Un hombre, trajeado por raido levitón negro, entró con una estufa. Apartó las coronas, con la familiaridad del que tiene sus derechos, y empezó á soldar los plomos. No había allí quien presenciase aquello conmovido.

— ¡Los hijos! — murmuró el poeta. Aquel muerto no dejaba esa carne de su carne, en que florecen las ternuras de un alma que se ha ido. Él no los tenía tampoco.
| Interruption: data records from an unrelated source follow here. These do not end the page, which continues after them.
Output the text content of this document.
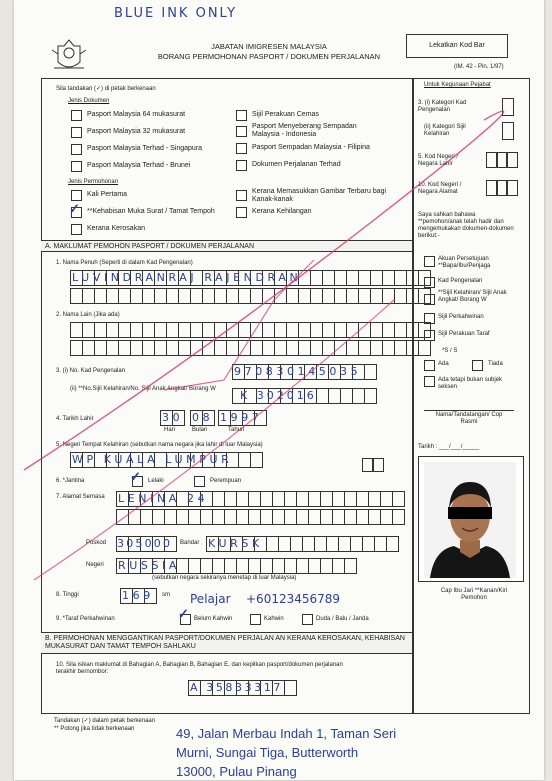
BLUE INK ONLY
JABATAN IMIGRESEN MALAYSIA
BORANG PERMOHONAN PASPORT / DOKUMEN PERJALANAN
Lekatkan Kod Bar
(IM. 42 - Pin. 1/97)
Sila tandakan (✓) di petak berkenaan
Jenis Dokumen
Pasport Malaysia 64 mukasurat
Pasport Malaysia 32 mukasurat
Pasport Malaysia Terhad - Singapura
Pasport Malaysia Terhad - Brunei
Sijil Perakuan Cemas
Pasport Menyeberang Sempadan Malaysia - Indonesia
Pasport Sempadan Malaysia - Filipina
Dokumen Perjalanan Terhad
Jenis Permohonan
Kali Pertama
✓ **Kehabisan Muka Surat / Tamat Tempoh
Kerana Kerosakan
Kerana Memasukkan Gambar Terbaru bagi Kanak-kanak
Kerana Kehilangan
Untuk Kegunaan Pejabat
3. (i) Kategori Kad Pengenalan
(ii) Kategori Sijil Kelahiran
5. Kod Negeri / Negara Lahir
10. Kod Negeri / Negara Alamat
Saya sahkan bahawa **pemohon/anak telah hadir dan mengemukakan dokumen-dokumen berikut:-
Akuan Persetujuan **Bapa/Ibu/Penjaga
Kad Pengenalan
**Sijil Kelahiran/ Sijil Anak Angkat/ Borang W
Sijil Perkahwinan
Sijil Perakuan Taraf
*S / S
Ada	Tiada
Ada tetapi bukan subjek seksen
Nama/Tandatangan/ Cop Rasmi
Tarikh : ___/___/_____
Cap Ibu Jari **Kanan/Kiri Pemohon
A. MAKLUMAT PEMOHON PASPORT / DOKUMEN PERJALANAN
1. Nama Penuh (Seperti di dalam Kad Pengenalan)
LUVINDRANRAJ RAJENDRAN
2. Nama Lain (Jika ada)
3. (i) No. Kad Pengenalan	970830145035
(ii) **No.Sijil Kelahiran/No. Sijil Anak Angkat/ Borang W	K 302016
4. Tarikh Lahir	30 08 1997
Hari	Bulan	Tahun
5. Negeri Tempat Kelahiran (sebutkan nama negara jika lahir di luar Malaysia)
WP KUALA LUMPUR
6. *Jantina	✓ Lelaki	Perempuan
7. Alamat Semasa LENINA 24
Poskod 305000 Bandar KURSK
Negeri RUSSIA
(sebutkan negara sekiranya menetap di luar Malaysia)
8. Tinggi	169 sm Pelajar +60123456789
9. *Taraf Perkahwinan	✓ Belum Kahwin	Kahwin	Duda / Balu / Janda
B. PERMOHONAN MENGGANTIKAN PASPORT/DOKUMEN PERJALAN AN KERANA KEROSAKAN, KEHABISAN MUKASURAT DAN TAMAT TEMPOH SAHLAKU
10. Sila isikan maklumat di Bahagian A, Bahagian B, Bahagian E, dan kepilkan pasport/dokumen perjalanan terakhir bernombor:
A 35833317
Tandakan (✓) dalam petak berkenaan
** Potong jika tidak berkenaan	49, Jalan Merbau Indah 1, Taman Seri
Murni, Sungai Tiga, Butterworth
13000, Pulau Pinang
La escena, en su caso, iba á revestir la misma desnudez de sentimiento.

Y con pesar dilacerante, pensó en esos otros hijos intelectuales que él no podía crear: los predilectos de mujeres que aun no han nacido; los amados de artistas venideros que los ilustran con mimo; los que siguen soñando mientras se duerme sin sueños; los evocadores perennes de una silueta desvanecida.

Dejó su asiento y se apoyó en el marco de la ventana. La brisa del jardín, con jazmines nuevos, bañó su frente, y una vaga relación de ese perfume con el de las coronas marchitas, le hizo volver el rostro.

El soldador, como quien pone la firma á un cuadro, quemaba satisfecho, por última vez el plomo. Varias mujeres penetraban con un clérigo, luego se hincaban á los pies del Crucifijo.